P(Spam|message): 1.1224830441571638e-25
P(Ham|message): 3.0591074119588186e-27
Label: Spam


In [18]:
classify('Sounds good, Tom, then see u there.')

P(Spam|message): 3.1724940547308834e-25
P(Ham|message): 5.2108593896945375e-21
Label: Ham


## Measuring the Spam Filter's Accuracy

The two results above look promising, but let's see how well the filter does on our test set, which has 1,114 messages.

We'll start by writing a function that returns classification labels instead of printing them.

In [19]:
def classify_test_set(message):    
    '''
    message: a string
    '''
    
    message = re.sub('\W', ' ', message)
    message = message.lower().split()
    
    p_spam_given_message = p_spam
    p_ham_given_message = p_ham

    for word in message:
        if word in parameters_spam:
            p_spam_given_message *= parameters_spam[word]
            
        if word in parameters_ham:
            p_ham_given_message *= parameters_ham[word]
    
    if p_ham_given_message > p_spam_given_message:
        return 'ham'
    elif p_spam_given_message > p_ham_given_message:
        return 'spam'
    else:
        return 'needs human classification'

Now that we have a function that returns labels instead of printing them, we can use it to create a new column in our test set.

In [20]:
test_set['predicted'] = test_set['SMS'].apply(classify_test_set)
test_set.head(20)

Unnamed: 0,Label,SMS,predicted
0,ham,"Sorry da thangam, very very sorry i am held up...",ham
1,ham,I.ll post her out l8r. In class,ham
2,ham,Also remember to get dobby's bowl from your car,ham
3,ham,Thanks honey. Have a great day.,ham
4,ham,LMAO where's your fish memory when I need it?,ham
5,ham,Ok...,ham
6,ham,"I keep seeing weird shit and bein all ""woah"" t...",ham
7,ham,I'm in chennai velachery:),ham
8,ham,Wat makes u thk i'll fall down. But actually i...,ham
9,ham,Wot is u up 2 then bitch?,ham


Now, we'll write a function to measure the accuracy of our spam filter to find out how well our spam filter does.

In [21]:
correct = 0
total = test_set.shape[0]
    
for row in test_set.iterrows():
    row = row[1]
    if row['Label'] == row['predicted']:
        correct += 1
        
print('Correct:', correct)
print('Incorrect:', total - correct)
print('Accuracy:', correct/total)

Correct: 1101
Incorrect: 13
Accuracy: 0.9883303411131059


The accuracy is close to 98.83%, which is really good. Our spam filter looked at 1,114 messages that it hasn't seen in training, and classified 1,100 correctly.

## Conclusions

In this project, we created a highly accurate spam filter based on the multinomial Naive Bayes algorithm and a dataset of labeled 5,572 SMS. The spam filter takes in a new message and classifies it as spam or ham. We managed to reach an accuracy of 98.74%, which is almost 20% higher than our initial focus.
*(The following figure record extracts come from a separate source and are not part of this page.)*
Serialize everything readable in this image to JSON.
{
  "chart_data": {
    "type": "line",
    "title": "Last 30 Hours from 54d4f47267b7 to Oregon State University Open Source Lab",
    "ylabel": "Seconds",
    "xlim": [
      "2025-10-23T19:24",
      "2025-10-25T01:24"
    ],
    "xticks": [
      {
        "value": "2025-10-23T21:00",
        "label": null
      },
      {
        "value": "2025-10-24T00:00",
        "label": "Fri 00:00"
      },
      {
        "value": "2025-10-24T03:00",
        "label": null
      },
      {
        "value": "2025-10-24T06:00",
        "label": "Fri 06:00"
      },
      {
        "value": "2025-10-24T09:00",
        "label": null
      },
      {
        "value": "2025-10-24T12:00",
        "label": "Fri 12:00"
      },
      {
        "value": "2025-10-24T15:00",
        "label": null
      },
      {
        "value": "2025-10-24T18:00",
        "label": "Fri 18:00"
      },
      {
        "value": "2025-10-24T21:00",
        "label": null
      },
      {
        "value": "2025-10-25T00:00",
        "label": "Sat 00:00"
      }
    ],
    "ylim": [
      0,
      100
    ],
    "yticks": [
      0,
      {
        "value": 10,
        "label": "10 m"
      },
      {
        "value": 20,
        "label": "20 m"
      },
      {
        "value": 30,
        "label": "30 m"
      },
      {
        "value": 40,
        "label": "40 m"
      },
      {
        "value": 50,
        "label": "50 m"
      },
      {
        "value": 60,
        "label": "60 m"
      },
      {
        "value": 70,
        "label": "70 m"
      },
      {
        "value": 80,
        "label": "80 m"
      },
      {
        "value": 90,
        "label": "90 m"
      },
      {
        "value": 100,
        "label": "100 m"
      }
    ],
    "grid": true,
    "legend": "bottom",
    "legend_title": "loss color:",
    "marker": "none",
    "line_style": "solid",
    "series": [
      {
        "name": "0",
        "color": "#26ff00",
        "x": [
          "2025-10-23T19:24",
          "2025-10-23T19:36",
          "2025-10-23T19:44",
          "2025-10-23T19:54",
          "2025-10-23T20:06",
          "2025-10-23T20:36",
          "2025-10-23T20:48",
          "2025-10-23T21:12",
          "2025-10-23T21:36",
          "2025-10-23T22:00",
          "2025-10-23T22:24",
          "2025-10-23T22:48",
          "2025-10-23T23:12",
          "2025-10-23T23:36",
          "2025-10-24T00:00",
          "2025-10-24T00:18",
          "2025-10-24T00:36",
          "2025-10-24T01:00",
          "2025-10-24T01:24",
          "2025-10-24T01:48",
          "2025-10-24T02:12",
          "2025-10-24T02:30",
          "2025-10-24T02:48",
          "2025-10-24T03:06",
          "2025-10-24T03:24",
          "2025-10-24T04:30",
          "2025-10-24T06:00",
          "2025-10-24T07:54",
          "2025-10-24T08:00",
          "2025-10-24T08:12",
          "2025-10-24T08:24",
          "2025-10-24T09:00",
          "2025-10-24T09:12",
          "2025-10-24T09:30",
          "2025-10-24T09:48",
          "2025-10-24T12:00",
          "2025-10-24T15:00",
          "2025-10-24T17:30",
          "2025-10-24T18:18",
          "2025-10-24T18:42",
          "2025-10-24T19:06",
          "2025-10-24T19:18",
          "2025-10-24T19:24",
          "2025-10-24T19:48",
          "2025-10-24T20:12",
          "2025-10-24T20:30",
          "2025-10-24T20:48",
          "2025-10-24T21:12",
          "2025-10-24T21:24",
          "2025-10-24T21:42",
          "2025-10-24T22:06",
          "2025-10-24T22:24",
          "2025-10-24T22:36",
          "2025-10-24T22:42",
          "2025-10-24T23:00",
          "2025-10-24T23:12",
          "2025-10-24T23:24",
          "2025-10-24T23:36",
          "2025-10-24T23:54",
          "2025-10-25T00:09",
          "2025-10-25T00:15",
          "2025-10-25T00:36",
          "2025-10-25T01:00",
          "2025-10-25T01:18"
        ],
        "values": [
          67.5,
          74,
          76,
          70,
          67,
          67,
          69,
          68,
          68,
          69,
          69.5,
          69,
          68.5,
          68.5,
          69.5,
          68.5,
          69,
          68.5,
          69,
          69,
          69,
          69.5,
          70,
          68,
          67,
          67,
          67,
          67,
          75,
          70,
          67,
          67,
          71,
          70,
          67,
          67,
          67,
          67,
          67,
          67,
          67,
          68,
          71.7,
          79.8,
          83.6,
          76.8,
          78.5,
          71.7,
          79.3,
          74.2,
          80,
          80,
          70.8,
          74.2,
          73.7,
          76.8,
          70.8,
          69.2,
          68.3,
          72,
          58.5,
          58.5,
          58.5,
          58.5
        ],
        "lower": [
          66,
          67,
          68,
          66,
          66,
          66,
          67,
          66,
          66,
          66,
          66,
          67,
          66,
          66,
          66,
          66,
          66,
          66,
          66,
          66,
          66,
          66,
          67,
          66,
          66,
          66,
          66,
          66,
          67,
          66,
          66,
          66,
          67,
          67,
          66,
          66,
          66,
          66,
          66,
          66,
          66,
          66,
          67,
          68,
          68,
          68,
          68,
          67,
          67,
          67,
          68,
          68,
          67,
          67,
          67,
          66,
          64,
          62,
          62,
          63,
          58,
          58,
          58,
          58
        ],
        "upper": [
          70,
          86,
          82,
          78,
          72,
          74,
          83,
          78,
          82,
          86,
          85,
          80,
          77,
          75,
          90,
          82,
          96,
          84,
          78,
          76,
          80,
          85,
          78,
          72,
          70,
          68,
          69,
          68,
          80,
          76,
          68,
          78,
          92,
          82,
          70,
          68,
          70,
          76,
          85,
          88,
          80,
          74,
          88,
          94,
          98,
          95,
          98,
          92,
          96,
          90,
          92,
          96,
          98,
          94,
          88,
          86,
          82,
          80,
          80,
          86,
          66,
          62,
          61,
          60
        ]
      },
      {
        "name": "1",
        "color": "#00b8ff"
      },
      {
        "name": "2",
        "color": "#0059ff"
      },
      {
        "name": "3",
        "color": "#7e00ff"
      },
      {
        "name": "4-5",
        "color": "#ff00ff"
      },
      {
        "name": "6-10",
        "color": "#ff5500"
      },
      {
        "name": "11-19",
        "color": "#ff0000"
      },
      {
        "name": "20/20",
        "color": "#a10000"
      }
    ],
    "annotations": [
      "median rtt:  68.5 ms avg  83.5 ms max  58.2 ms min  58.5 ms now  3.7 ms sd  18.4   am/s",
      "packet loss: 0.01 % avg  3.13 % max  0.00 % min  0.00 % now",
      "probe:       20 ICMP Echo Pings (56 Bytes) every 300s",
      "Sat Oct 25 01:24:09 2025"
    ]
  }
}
Below are some additional conclusions and insights from this project:
-	A few messages classified incorrectly have some features in common. False spam messages tend to be very short, have the words absent in the vocabulary, contain typical spam-like words, or neutral words previously detected, by coincidence, only in spam messages. False ham messages tend to be rather long and have a high percentage of neutral words or the words absent in the vocabulary. In the undefined messages, we can expect an approximately proportional mixture of neutral and spam-like words.
-	The attempt to increase the accuracy even further by making the algorithm sensitive to letter case resulted, just the opposite, in rendering the spam filter much less efficient, with the accuracy dropped by 13.5%. It seems that the letter case doesn't make any valuable difference when it comes to distinguishing between spam and ham messages. 
-	The 100 most popular meaningful spam-prone words revealed the following patterns: encouraging people to do further actions, promising them something alluring, urging them, having sexual context, inviting to visit some web resources, advertising various digital devices and products.